Bagi yang memperhatikan statusku di BB, dapat dibaca tulisan : “Guru di bidang teknik sipil”. Tentang hal itu, sudah lama sekali itu terpasang. Hampir seumur BB itu sendiri. Selama ini rasanya belum pernah ada yang memberi tanggapan, atau bisa-bisa memang tidak ada yang memperhatikannya. Maklum profesi guru adalah sesuatu yang biasa-biasa saja. Seperti profesi-profesi lainnya, pilot, tukang, tentara dan semacamnya.
Profesi-profesi tersebut dipilih sebagai salah satu cara untuk mencari nafkah. Jadi menjadi gurupun juga demikian, agar diperoleh gaji tetap. Guru saat ini memang menarik, selain mendapatkan gaji dari sekolahnya, bagi yang lolos sertifikasi juga bisa mendapatkan tunjangan pemerintah. Itu lho yang disebut guru profesional. Jadi terlihat memang ada perbaikan dibanding jaman dulu, yang sampai-sampainya disebut sebagai “pahlawan tanpa tanda jasa”. Saat ini memang bagi guru yang smart dan sedikit beruntung maka “jasa” itu ada.
Jika hanya sebagai profesi yang digaji, maka untuk disebut guru cukup mencari institusi pendidikan atau tepatnya sekolah yang memerlukan tenaga mengajar. Jika punya modal ijazah yang sesuai, kepercayaan diri untuk tampil, dan juga sedikit belajar modul-modul pembelajaran yang sudah ada maka tentunya peran menjadi guru dapat dikerjakan tanpa ada masalah.
Jadilah disebut pak guru atau bu guru . . . .

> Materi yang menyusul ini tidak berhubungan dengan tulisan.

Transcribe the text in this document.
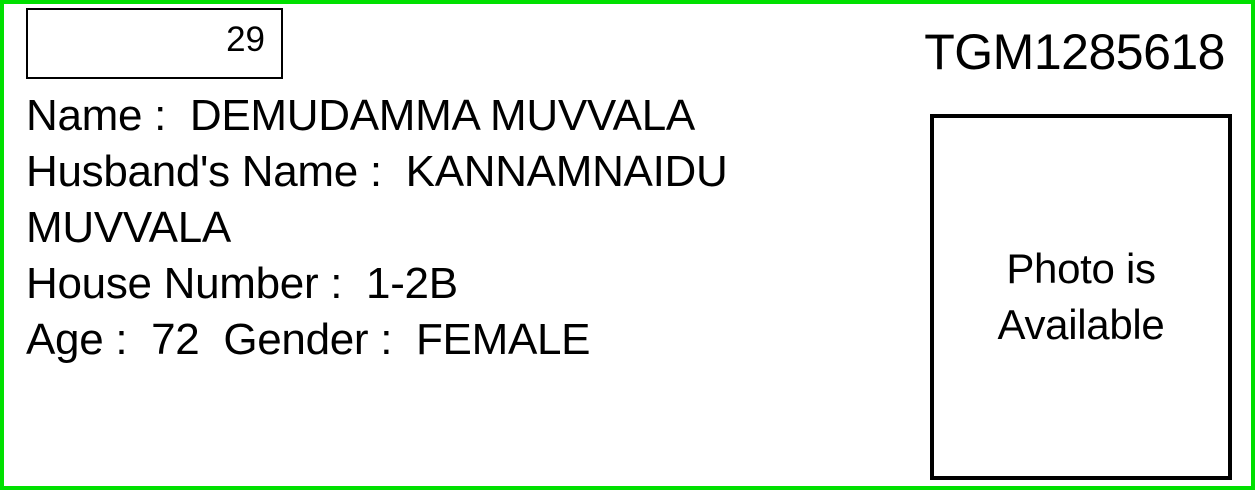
29	TGM1285618
Name :  DEMUDAMMA MUVVALA
Husband's Name :  KANNAMNAIDU
MUVVALA
House Number :  1-2B
Age :  72 Gender :  FEMALE
Photo is
Available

Cara tersebut jelas tidak memerlukan strategi khusus agar orang mau jadi murid, maksudnya guru tidak perlu mencari murid dan juga sebaliknya. Orang yang mau sekolah atau mendapatkan pengajaran memilihnya berdasarkan pada nama sekolahnya dan bukan nama gurunya. Guru dalam hal ini adalah salah satu perangkat yang dipunyai sekolah, yang dibayar.
Kondisi itulah sebagian besar yang terjadi. Secara personal, guru bukanlah sesuatu yang istimewa. Bisa anonim sifatnya. Kondisi serupa bisa juga terjadi di perguruan tinggi. Itu terjadi jika fokus utama gurunya hanyalah di bidang pengajaran di depan kelas saja.
Maklum dengan cara seperti itu, tentu perlu ditanyakan: kapan meng-up-dated materinya.
Jika itu terjadinya di level sekolah menengah, masih wajar. Maklum materinya relatif terbatas, namanya saja menengah. Tetapi jika itu juga terjadi di perguruan tinggi, maka akan berbeda. Maklum untuk bisa disebut tinggi khan di atas. Harus selalu ditambah dan di up-to-dated materinya. Adanya kepentingan itulah maka khusus di perguruan tinggi dikenal akan adanya Tridharma Perguruan Tinggi. Guru di perguruan tinggi yang umum disebut dosen punya hak untuk selain mengajar, juga perlu meneliti dan menulis serta melakukan pengabdian pada masyarakat.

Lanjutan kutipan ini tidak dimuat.